KONTAN.CO.ID - JAKARTA. Sejumlah ekonom memperkirakan inflasi pada Februari 2023 secara tahunan atau
Year on Year (YoY) mencapai angka 4% hingga 5,46%. Adapun inflasi Januari 2023 sebesar 5,28% YoY. Direktur Eksekutif Center of Reform on Economics (CORE) Mohammad Faisal memprediksi inflasi pada Februari 2023 berkisar di angka 5,41% sampai 5,46% YoY. "Sementara itu, pada Februari di kisaran 0,10% sampai 0,15%
Month to Month (MtM)," ucap dia kepada KONTAN, Senin (27/2).
Faisal mengatakan, pendorong utama inflasi paling besar masih berasal dari golongan makanan atau
volatile food. Dia juga menyebut meski beberapa daerah produsen pertanian pada Februari 2023 sudah mulai panen, tetapi belum sampai ke konsumen.

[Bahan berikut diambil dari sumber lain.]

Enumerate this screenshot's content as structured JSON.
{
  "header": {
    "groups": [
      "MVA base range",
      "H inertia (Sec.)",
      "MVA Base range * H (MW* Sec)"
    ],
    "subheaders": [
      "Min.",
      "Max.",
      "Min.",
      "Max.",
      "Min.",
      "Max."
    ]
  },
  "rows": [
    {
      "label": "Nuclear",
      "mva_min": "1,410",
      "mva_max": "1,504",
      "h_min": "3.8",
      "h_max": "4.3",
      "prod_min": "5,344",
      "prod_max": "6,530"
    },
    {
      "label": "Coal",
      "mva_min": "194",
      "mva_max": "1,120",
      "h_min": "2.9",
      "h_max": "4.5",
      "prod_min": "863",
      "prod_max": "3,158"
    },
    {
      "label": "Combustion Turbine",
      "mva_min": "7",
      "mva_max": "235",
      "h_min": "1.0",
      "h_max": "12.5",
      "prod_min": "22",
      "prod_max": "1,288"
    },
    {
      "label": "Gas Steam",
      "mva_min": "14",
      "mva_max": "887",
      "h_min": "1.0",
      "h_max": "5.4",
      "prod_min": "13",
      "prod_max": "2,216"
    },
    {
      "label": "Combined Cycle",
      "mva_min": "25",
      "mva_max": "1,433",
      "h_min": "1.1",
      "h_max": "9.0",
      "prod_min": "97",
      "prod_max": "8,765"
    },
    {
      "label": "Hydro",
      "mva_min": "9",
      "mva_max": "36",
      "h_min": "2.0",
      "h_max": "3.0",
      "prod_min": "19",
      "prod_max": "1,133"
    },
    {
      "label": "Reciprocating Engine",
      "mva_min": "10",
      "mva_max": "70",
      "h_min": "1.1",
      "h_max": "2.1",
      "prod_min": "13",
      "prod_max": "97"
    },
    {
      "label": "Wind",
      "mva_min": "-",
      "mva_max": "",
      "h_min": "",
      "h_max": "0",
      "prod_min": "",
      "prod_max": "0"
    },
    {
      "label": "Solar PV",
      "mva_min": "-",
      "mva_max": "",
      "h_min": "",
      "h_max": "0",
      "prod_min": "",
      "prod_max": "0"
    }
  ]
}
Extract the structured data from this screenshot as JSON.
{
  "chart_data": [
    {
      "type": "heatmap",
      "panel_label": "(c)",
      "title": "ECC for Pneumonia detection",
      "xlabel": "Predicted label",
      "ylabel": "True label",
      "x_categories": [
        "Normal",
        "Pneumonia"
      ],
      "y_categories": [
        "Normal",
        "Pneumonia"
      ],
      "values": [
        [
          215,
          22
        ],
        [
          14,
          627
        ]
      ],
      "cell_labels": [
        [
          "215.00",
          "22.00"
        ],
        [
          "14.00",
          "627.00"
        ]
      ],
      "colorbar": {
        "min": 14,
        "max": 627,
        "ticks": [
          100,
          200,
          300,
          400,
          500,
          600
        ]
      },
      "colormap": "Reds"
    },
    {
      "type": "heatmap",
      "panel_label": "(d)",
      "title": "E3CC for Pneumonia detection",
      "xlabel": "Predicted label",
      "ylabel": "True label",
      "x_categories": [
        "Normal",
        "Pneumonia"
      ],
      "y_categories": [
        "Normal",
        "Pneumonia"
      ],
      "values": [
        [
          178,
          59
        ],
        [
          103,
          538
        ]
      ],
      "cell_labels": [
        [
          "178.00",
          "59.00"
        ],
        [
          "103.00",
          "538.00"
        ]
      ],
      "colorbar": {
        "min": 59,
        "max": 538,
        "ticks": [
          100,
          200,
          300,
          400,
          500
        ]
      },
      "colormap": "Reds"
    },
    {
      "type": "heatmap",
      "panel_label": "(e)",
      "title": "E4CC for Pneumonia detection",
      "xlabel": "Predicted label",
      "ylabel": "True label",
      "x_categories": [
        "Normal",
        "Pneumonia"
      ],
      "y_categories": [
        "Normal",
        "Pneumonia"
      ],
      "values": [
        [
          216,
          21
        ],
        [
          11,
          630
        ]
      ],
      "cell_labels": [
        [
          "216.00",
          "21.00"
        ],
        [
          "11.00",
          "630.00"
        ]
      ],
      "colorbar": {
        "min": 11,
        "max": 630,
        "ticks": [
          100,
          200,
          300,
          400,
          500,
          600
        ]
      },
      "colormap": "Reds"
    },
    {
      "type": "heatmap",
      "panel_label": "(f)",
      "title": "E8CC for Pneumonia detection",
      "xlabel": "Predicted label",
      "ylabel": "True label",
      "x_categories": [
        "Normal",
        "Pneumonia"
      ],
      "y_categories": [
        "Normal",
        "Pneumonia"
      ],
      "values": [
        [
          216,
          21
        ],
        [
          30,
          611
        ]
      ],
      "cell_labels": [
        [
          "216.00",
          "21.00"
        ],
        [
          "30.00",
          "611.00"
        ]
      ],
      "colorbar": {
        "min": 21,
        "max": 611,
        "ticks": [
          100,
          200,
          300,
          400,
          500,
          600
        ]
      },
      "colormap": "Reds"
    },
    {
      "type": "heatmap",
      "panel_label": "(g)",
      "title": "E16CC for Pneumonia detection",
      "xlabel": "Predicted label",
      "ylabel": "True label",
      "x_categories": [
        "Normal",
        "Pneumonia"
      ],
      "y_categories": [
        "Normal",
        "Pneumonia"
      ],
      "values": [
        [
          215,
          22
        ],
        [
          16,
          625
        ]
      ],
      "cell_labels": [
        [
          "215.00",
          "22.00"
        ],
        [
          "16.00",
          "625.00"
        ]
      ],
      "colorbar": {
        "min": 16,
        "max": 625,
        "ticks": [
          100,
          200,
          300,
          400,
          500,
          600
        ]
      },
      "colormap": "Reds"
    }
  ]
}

Baca Juga: Intip Proyeksi Pergeakan Rupiah untuk Hari Ini (27/2) Menurut Faisal, jika dilihat dari pola inflasi setiap tahun, pada Februari memang lebih rendah dibandingkan Januari. Dia menerangkan hal itu karena efek dari Tahun Baru yang sudah berkurang pada Februari 2023. "Jadi, biasanya tren inflasinya melemah pada Februari, tetapi mulai naik lagi pada Maret karena sudah masuk Ramadan. Oleh karena itu, saya merasa akan kembali lagi di atas 0,2%," kata dia. Sementara itu, Direktur Eksekutif Institute for Development of Economics and Finance (Indef) Tauhid Ahmad memperkirakan inflasi pada Februari 2023 berada pada level 4% hingga 5% YoY. "Disebabkan masih adanya kenaikan harga beras, minyak goreng, dan sayuran," ujarnya. Selain itu, Tauhid menyebut faktor cuaca juga turut memengaruhi kenaikan harga komoditas hortikultura sehingga berdampak terhadap inflasi.
Baca Juga: Proyeksi IHSG Hingga Akhir Kuartal I 2023 dan Saham-Saham yang Bisa Dicermati Ekonom Makroekonomi dan Pasar Keuangan LPEM FEB UI Teuku Riefky memprediksi inflasi pada Februari 2023 akan melanjutkan tren penurunan.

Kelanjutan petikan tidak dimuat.